As you tweak your model during development, you need to check whether your changes are improving your model. Just checking accuracy may not be enough. For example, if you have a classifier for a problem in which 95% of your instances are positive, you may be able to improve accuracy by simply always predicting positive, but you won't have a very robust classifier.

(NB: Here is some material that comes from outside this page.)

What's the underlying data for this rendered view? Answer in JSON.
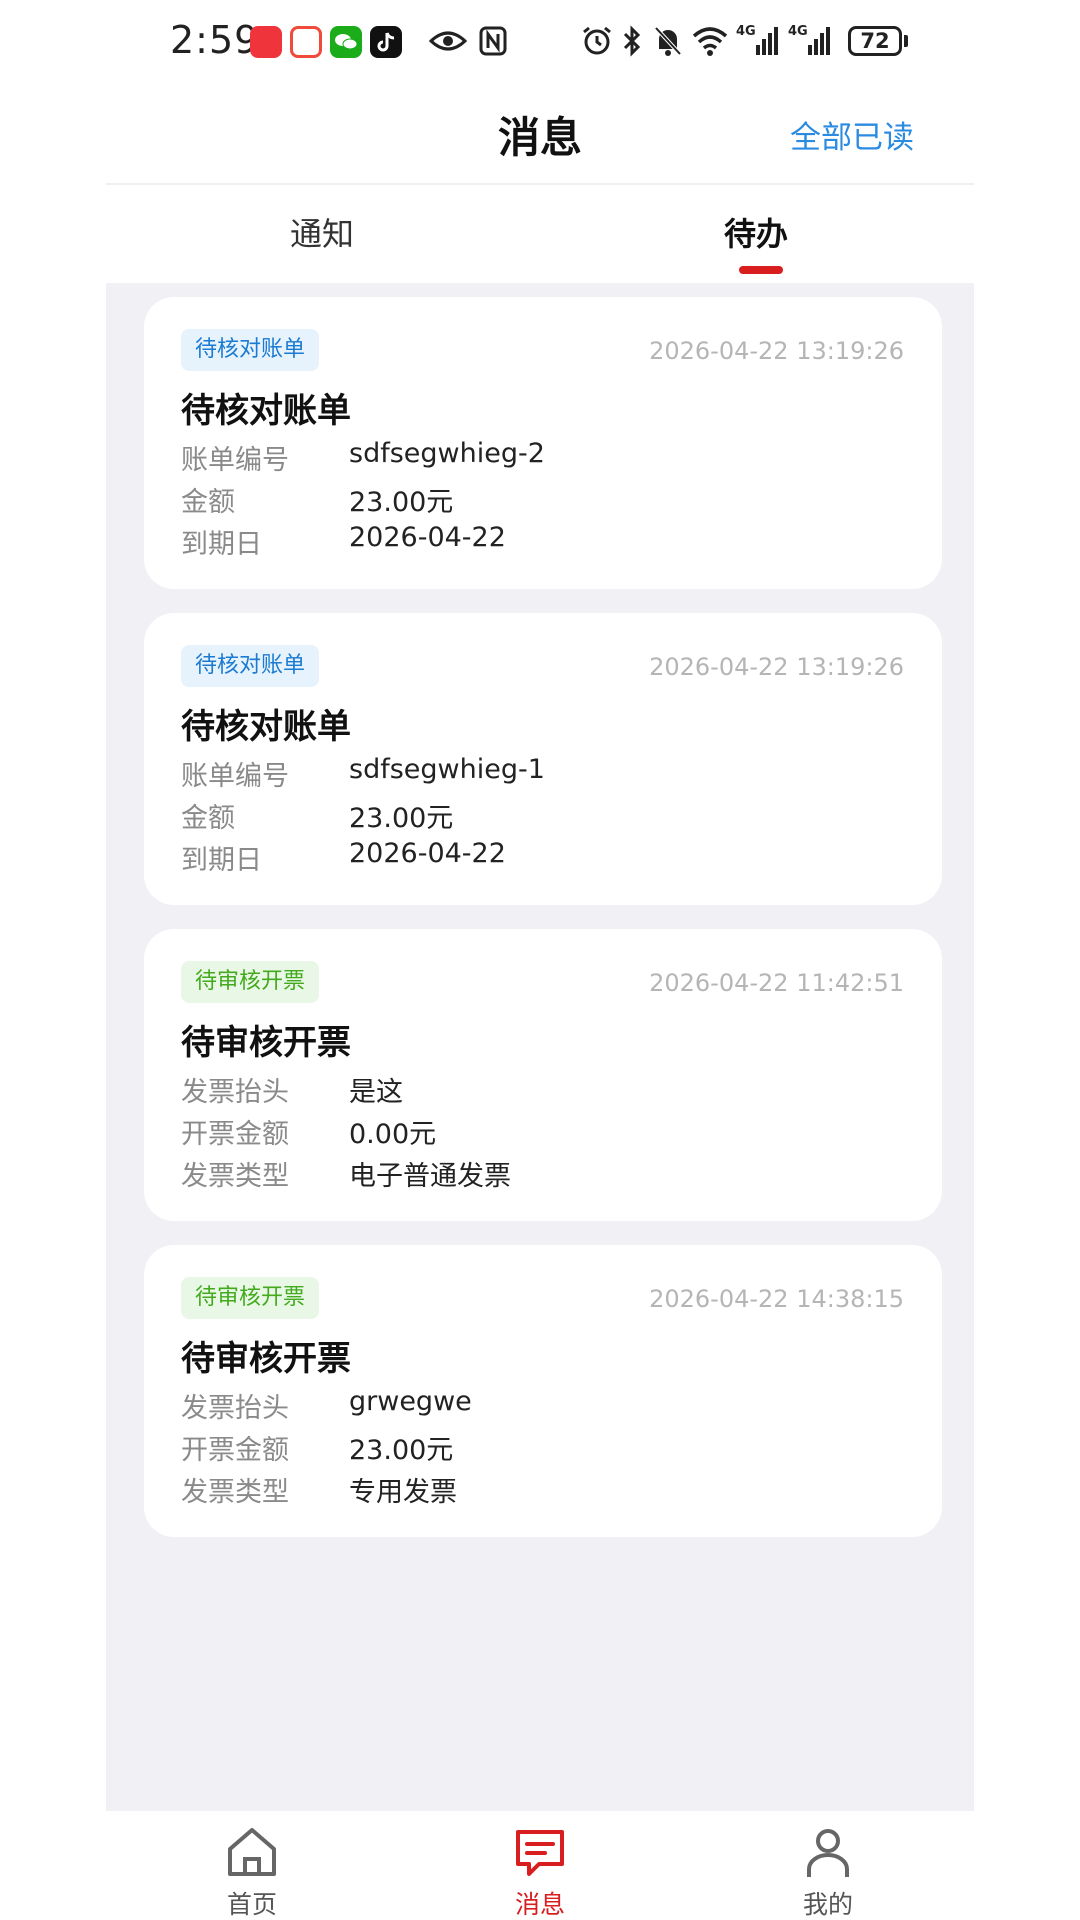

The goal of TensorFlow Model Analysis is to provide a mechanism for model evaluation in TFX. TensorFlow Model Analysis allows you to perform model evaluations in the TFX pipeline, and view resultant metrics and plots in a Jupyter notebook. Specifically, it can provide:

  • metrics computed on entire training and holdout dataset, as well as next-day evaluations
  • tracking metrics over time
  • model quality performance on different feature slices

Exporting the EvalSavedModel from your model

In order to setup TensorFlow Model Analysis in a TFX pipeline, an EvalSavedModel needs to be exported during training, which is a special SavedModel containing annotations for the metrics, features, labels, and so on in your model. TensorFlow Model Analysis uses this EvalSavedModel to compute metrics.

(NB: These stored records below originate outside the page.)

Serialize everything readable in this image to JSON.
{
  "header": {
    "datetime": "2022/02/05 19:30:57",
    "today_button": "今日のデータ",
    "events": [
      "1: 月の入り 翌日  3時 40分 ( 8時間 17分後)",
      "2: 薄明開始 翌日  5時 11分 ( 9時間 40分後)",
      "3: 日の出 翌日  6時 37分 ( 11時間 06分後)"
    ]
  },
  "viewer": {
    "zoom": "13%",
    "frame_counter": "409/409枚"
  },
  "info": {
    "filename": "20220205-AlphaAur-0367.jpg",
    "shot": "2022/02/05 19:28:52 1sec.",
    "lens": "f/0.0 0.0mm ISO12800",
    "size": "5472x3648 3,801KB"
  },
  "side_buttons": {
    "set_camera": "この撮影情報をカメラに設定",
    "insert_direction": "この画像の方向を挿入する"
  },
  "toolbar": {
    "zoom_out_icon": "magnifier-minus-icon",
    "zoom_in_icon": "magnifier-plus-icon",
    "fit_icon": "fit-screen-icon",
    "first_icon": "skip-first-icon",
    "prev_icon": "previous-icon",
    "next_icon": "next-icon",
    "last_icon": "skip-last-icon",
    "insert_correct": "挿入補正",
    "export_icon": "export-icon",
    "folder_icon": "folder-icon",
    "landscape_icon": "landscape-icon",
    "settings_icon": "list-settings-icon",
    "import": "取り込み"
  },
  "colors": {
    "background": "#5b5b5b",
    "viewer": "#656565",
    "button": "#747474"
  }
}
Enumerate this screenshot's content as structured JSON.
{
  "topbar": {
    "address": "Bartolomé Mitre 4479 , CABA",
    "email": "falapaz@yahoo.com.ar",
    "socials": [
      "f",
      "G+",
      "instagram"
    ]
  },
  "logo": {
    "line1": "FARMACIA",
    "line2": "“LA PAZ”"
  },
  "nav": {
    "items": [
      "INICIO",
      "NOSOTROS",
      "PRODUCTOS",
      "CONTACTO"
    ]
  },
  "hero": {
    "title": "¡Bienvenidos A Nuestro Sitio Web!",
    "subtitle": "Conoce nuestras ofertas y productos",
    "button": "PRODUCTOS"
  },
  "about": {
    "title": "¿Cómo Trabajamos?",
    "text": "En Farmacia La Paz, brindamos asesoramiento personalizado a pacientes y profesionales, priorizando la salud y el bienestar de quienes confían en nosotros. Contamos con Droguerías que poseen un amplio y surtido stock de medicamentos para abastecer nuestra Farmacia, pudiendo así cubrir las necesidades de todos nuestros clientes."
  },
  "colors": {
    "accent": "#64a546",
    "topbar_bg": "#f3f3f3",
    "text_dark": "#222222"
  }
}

As part of this, you will have to provide a special eval_input_receiver_fn, analogous to the serving_input_receiver_fn, which will extract the features and labels from the input data. As with serving_input_receiver_fn, we have utility functions to help you with this. In most cases, you will have to add less than 20 lines of code.

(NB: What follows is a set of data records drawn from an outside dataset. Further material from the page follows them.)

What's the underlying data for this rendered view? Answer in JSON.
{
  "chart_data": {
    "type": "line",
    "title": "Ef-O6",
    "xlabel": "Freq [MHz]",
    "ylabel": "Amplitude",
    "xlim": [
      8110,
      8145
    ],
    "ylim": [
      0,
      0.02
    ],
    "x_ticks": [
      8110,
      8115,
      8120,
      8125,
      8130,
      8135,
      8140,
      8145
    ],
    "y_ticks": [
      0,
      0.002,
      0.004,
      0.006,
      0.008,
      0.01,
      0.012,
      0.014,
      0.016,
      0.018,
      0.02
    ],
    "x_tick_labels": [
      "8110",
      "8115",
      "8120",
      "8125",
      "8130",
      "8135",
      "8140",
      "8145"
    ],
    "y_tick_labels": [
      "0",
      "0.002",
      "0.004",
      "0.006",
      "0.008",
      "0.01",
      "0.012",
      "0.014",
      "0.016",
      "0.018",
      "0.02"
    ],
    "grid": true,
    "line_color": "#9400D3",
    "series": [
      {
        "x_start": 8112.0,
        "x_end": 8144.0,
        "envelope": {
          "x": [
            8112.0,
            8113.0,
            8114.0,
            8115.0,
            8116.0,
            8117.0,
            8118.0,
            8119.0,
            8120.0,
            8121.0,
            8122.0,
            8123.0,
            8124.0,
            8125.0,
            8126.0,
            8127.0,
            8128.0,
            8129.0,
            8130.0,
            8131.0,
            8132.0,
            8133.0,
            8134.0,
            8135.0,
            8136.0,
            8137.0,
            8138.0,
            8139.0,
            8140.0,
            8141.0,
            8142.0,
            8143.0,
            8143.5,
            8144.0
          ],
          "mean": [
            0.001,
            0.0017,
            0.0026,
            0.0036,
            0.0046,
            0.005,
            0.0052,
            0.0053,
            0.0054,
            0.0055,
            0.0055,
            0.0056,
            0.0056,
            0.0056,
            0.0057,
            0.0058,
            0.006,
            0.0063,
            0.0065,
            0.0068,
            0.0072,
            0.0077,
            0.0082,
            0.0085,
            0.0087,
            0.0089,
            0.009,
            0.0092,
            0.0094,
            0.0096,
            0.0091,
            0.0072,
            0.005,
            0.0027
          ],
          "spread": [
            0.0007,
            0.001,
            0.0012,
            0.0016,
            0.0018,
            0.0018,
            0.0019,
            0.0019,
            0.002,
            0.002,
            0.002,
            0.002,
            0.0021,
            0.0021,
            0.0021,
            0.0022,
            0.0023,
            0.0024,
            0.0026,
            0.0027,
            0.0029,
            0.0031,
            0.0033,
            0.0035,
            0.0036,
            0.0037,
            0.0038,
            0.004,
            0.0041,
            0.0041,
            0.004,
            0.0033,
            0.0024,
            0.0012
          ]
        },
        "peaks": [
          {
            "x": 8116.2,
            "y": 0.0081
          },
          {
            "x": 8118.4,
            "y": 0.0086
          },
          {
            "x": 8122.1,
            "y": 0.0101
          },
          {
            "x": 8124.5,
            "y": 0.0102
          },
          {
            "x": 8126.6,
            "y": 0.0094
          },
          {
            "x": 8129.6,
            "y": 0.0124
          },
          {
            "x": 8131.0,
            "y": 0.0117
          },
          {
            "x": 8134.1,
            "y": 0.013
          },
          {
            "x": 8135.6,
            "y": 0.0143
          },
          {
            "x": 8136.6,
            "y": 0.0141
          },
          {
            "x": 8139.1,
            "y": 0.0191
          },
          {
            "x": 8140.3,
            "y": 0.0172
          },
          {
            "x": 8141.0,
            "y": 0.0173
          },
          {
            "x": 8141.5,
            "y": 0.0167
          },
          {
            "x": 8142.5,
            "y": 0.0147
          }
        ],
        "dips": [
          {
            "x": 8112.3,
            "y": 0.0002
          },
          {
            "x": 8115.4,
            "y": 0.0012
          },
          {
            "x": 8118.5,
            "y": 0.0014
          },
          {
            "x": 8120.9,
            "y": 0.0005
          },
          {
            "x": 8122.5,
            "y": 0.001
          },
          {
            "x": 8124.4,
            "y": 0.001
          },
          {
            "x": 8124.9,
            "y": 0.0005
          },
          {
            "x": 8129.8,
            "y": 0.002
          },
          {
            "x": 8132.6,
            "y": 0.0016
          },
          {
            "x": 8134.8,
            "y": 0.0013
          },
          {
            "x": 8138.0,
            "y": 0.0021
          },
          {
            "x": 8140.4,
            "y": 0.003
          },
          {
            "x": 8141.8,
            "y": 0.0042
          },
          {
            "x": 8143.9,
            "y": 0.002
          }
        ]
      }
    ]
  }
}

Visualization in a Jupyter notebook

The evaluation results are visualized in a Jupyter notebook.

Evaluations tab

The UI is composed of three parts:

  • Metrics Selector

    By default, all computed metrics are displayed and the columns are sorted alphabetically. Metrics selector allows the user to add / remove / reorder metrics. Simply check / uncheck metrics from the dropdown (hold Ctrl for multi-select) or type / re-arrange them directly in the input box.

    Metric selector

  • Time Series Graphs

    Time series graphs make it easy to spot trends of a specific metric over data spans or model runs. To render the graph for the interested metric, simply click on it from the dropdown list. To dismiss a graph, click on the X on the upper right corner.

    Sample time series

    Hover over any data point in the graph shows a tooltip indicating model run, data span, and metric value.

  • Metrics Table

    The metric table summarizes results for all metrics chosen in metrics selector. It can be sorted by clicking on the metric name.

Slicing Metrics tab

The slicing metrics tab shows how different slices of a particular evaluation run perform. Please choose the desired configuration (eval, feature, etc) and click refresh.

The URL is updated upon refresh and contains a deep link that encodes the chosen configuration. It can be shared.

The UI is composed of three parts:

  • Metrics Selector

    See above.

  • Metric Visualization

    Metric visualization aims to provide intuition about slices in the feature chosen. A quick filtering is available to filter out slices with small weighted sample count.

    Sample filtered view

    Two type of visualizations are supported:

    1. Slice overview

      In this view, value for the chosen metric is rendered for each slice and the slices can be sorted by the slice name or the value of another metric.

      Sample slice overview

      When the number of slices are small, this is the default view.

    2. Metrics Histogram

      In this view, slices are broken down into buckets based on their metric values. The value(s) displayed in each bucket can be the number of slices in the bucket or the total weighted sample count for all slices in the bucket or both.

      Sample metrics histogram

      The number of buckets can be changed and logarithmic scale can be applied in the settings menu by clicking on the gear icon.

      Changing metrics histogram settings

      It is also possible to filter out outliers in the histogram view. Simply drag the desired range in the histogram as shown in the screenshot below.

      Filtered metrics histogram

      When the number of slices are large, this is the default view.

  • Metrics Table

    Only slices not filtered out will be rendered. It can be sorted by clicking on a column header.